También es bueno recordar que resulta ridículo defender la autonomía de reducir impuestos, como hace Castilla y León, por ejemplo, o Madrid, y luego criticar, desde postulados liberales, la posibilidad, tan legítima como lo anterior, de una hacienda foral en Navarra o País Vasco. En sentido similar, ruboriza que algunos ministros o dirigentes de izquierdas rechacen eso que llaman dumping fiscal de Madrid y luego defiendan un modelo singular para Cataluña. Un 18% del PIB de España, que es lo que pesa la economía de Cataluña, no puede gestionarse por separado, como tampoco el PIB de Madrid, porque entonces nos convertiríamos de hecho en un confederación de estados. Ni desde el PSOE ni desde el PP deberían juguetear, desde ningún punto de vista, con estos mensajes. Solo crean distancias y diferencias. Y nos hacen más pequeños, no más grandes.
Todo lo anterior, para lo que no preveo soluciones en el corto ni medio plazo, se resume en la máxima de que en España cada presupuesto autonómico responde únicamente a su propósito particular, cada vez existen menos voces que apuesten por sacrificios compartidos, igualdad y solidaridad.
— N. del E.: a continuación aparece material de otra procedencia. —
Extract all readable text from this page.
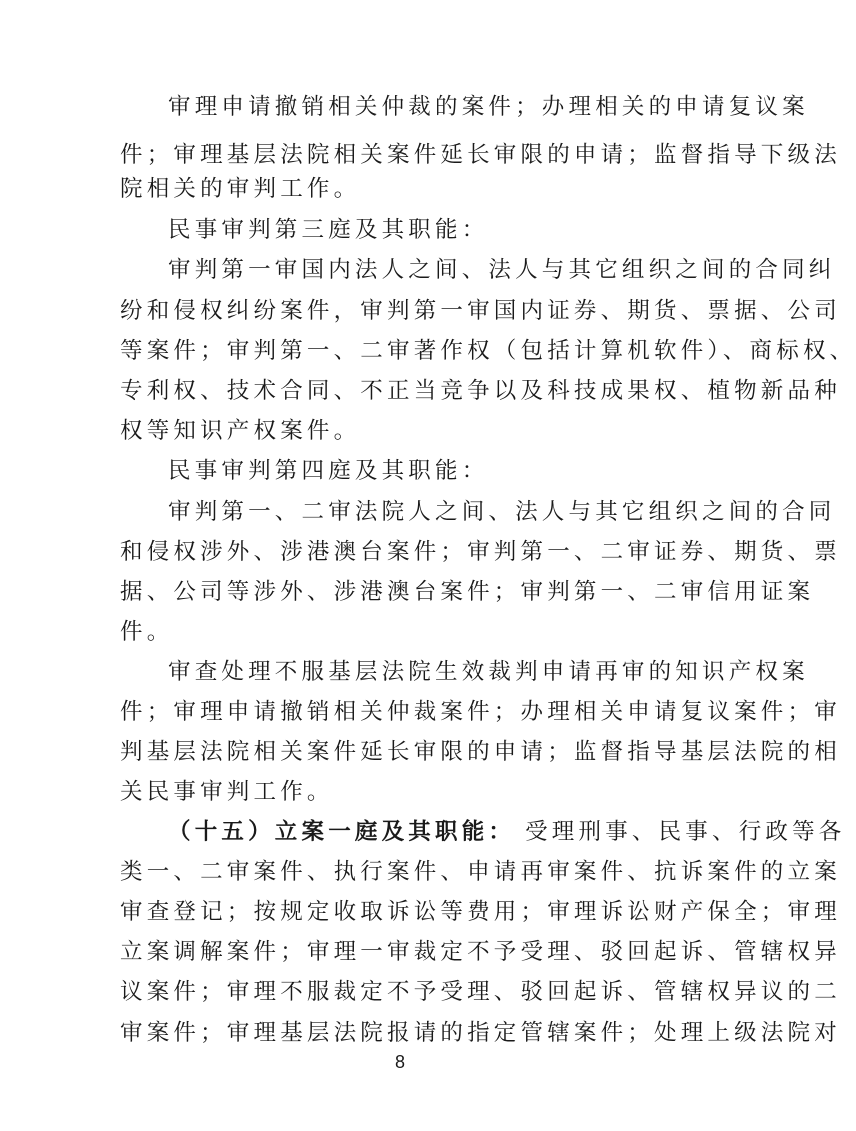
审理申请撤销相关仲裁的案件；办理相关的申请复议案
件；审理基层法院相关案件延长审限的申请；监督指导下级法
院相关的审判工作。
民事审判第三庭及其职能：
审判第一审国内法人之间、法人与其它组织之间的合同纠
纷和侵权纠纷案件，审判第一审国内证券、期货、票据、公司
等案件；审判第一、二审著作权（包括计算机软件）、商标权、
专利权、技术合同、不正当竞争以及科技成果权、植物新品种
权等知识产权案件。
民事审判第四庭及其职能：
审判第一、二审法院人之间、法人与其它组织之间的合同
和侵权涉外、涉港澳台案件；审判第一、二审证券、期货、票
据、公司等涉外、涉港澳台案件；审判第一、二审信用证案
件。
审查处理不服基层法院生效裁判申请再审的知识产权案
件；审理申请撤销相关仲裁案件；办理相关申请复议案件；审
判基层法院相关案件延长审限的申请；监督指导基层法院的相
关民事审判工作。
（十五）立案一庭及其职能： 受理刑事、民事、行政等各
类一、二审案件、执行案件、申请再审案件、抗诉案件的立案
审查登记；按规定收取诉讼等费用；审理诉讼财产保全；审理
立案调解案件；审理一审裁定不予受理、驳回起诉、管辖权异
议案件；审理不服裁定不予受理、驳回起诉、管辖权异议的二
审案件；审理基层法院报请的指定管辖案件；处理上级法院对
8
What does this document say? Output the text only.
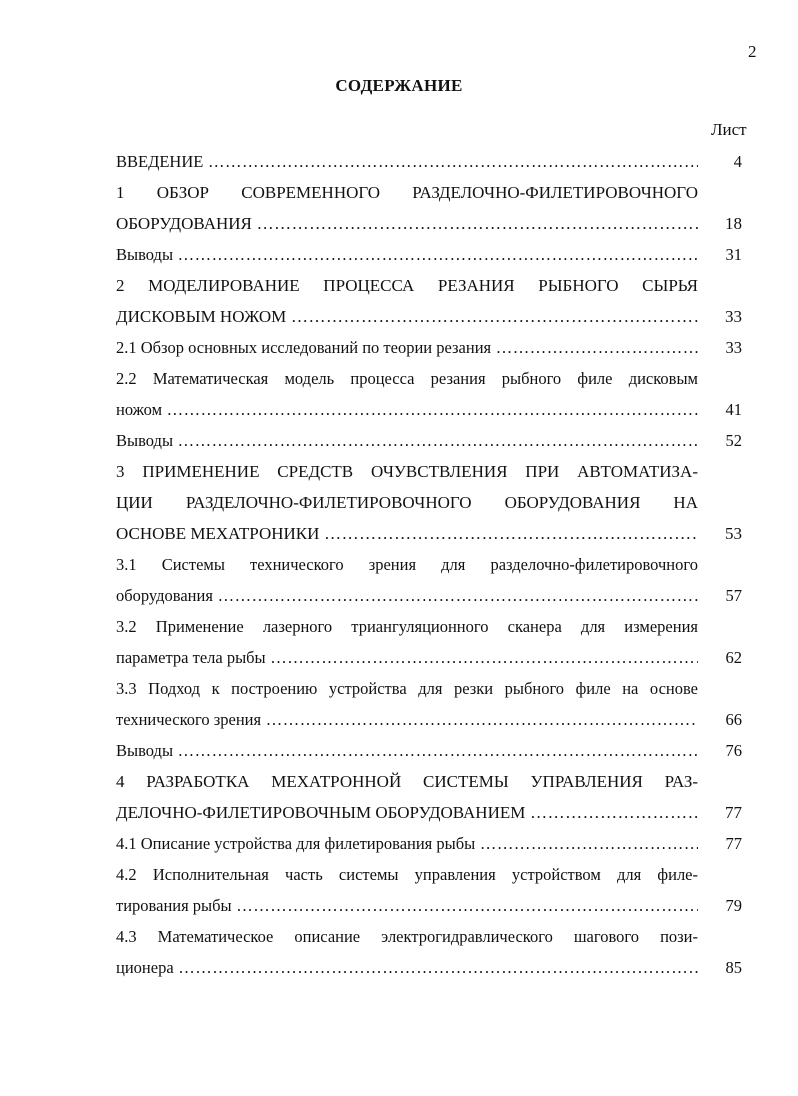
2
СОДЕРЖАНИЕ
Лист
ВВЕДЕНИЕ ………………………………………………………………………………………………………………………………………………………………………	4
1 ОБЗОР СОВРЕМЕННОГО РАЗДЕЛОЧНО-ФИЛЕТИРОВОЧНОГО
ОБОРУДОВАНИЯ ………………………………………………………………………………………………………………………………………………………………………	18
Выводы ………………………………………………………………………………………………………………………………………………………………………	31
2 МОДЕЛИРОВАНИЕ ПРОЦЕССА РЕЗАНИЯ РЫБНОГО СЫРЬЯ
ДИСКОВЫМ НОЖОМ ………………………………………………………………………………………………………………………………………………………………………	33
2.1 Обзор основных исследований по теории резания ………………………………………………………………………………………………………………………………………………………………………	33
2.2 Математическая модель процесса резания рыбного филе дисковым
ножом ………………………………………………………………………………………………………………………………………………………………………	41
Выводы ………………………………………………………………………………………………………………………………………………………………………	52
3 ПРИМЕНЕНИЕ СРЕДСТВ ОЧУВСТВЛЕНИЯ ПРИ АВТОМАТИЗА-
ЦИИ РАЗДЕЛОЧНО-ФИЛЕТИРОВОЧНОГО ОБОРУДОВАНИЯ НА
ОСНОВЕ МЕХАТРОНИКИ ………………………………………………………………………………………………………………………………………………………………………	53
3.1 Системы технического зрения для разделочно-филетировочного
оборудования ………………………………………………………………………………………………………………………………………………………………………	57
3.2 Применение лазерного триангуляционного сканера для измерения
параметра тела рыбы ………………………………………………………………………………………………………………………………………………………………………	62
3.3 Подход к построению устройства для резки рыбного филе на основе
технического зрения ………………………………………………………………………………………………………………………………………………………………………	66
Выводы ………………………………………………………………………………………………………………………………………………………………………	76
4 РАЗРАБОТКА МЕХАТРОННОЙ СИСТЕМЫ УПРАВЛЕНИЯ РАЗ-
ДЕЛОЧНО-ФИЛЕТИРОВОЧНЫМ ОБОРУДОВАНИЕМ ………………………………………………………………………………………………………………………………………………………………………	77
4.1 Описание устройства для филетирования рыбы ………………………………………………………………………………………………………………………………………………………………………	77
4.2 Исполнительная часть системы управления устройством для филе-
тирования рыбы ………………………………………………………………………………………………………………………………………………………………………	79
4.3 Математическое описание электрогидравлического шагового пози-
ционера ………………………………………………………………………………………………………………………………………………………………………	85
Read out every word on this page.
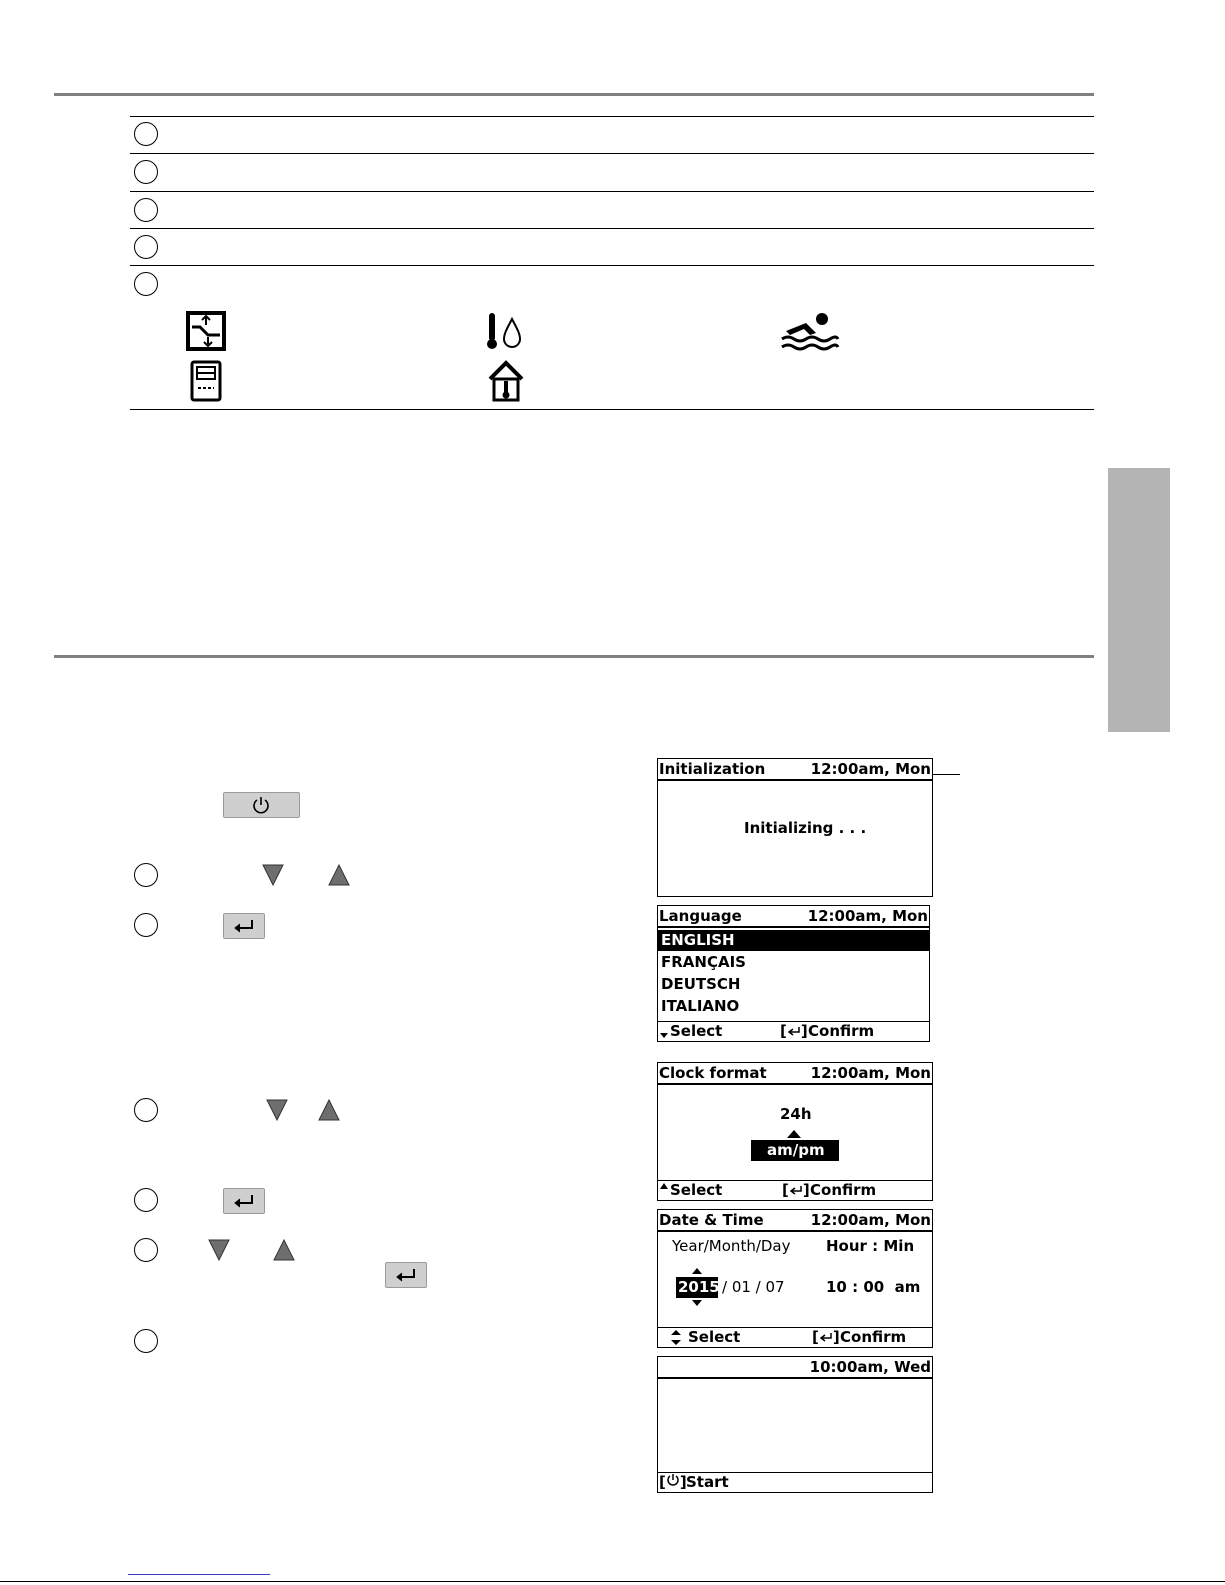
Initialization	12:00am, Mon
Initializing . . .
Language	12:00am, Mon
ENGLISH
FRANÇAIS
DEUTSCH
ITALIANO
Select	[ ] Confirm
Clock format	12:00am, Mon
24h
am/pm
Select	[ ] Confirm
Date & Time	12:00am, Mon
Year/Month/Day Hour : Min
2015 / 01 / 07	10 : 00  am
Select	[ ] Confirm
10:00am, Wed
[ ] Start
Y por tanto, y por desgracia, cobrarán cada vez más protagonismo, en todas partes, voces como la de quien fue consejera de Economía con Aragonés, Natàlia Mas, que en noviembre pasado en una entrevista en La Vanguardia decía: «La solidaridad de Cataluña puede llegar al 4% del PIB, no al 10% actual». Semejante expresión egoísta se parece mucho a otra de 2008 de un concejal de Torredembarra, Luis Suñé, que instaba a apadrinar niños extremeños con mil euros para mostrar la solidaridad catalana. Qué asco de supremacismo, de verdad. Racial, económico, cultural o lingüístico, da igual.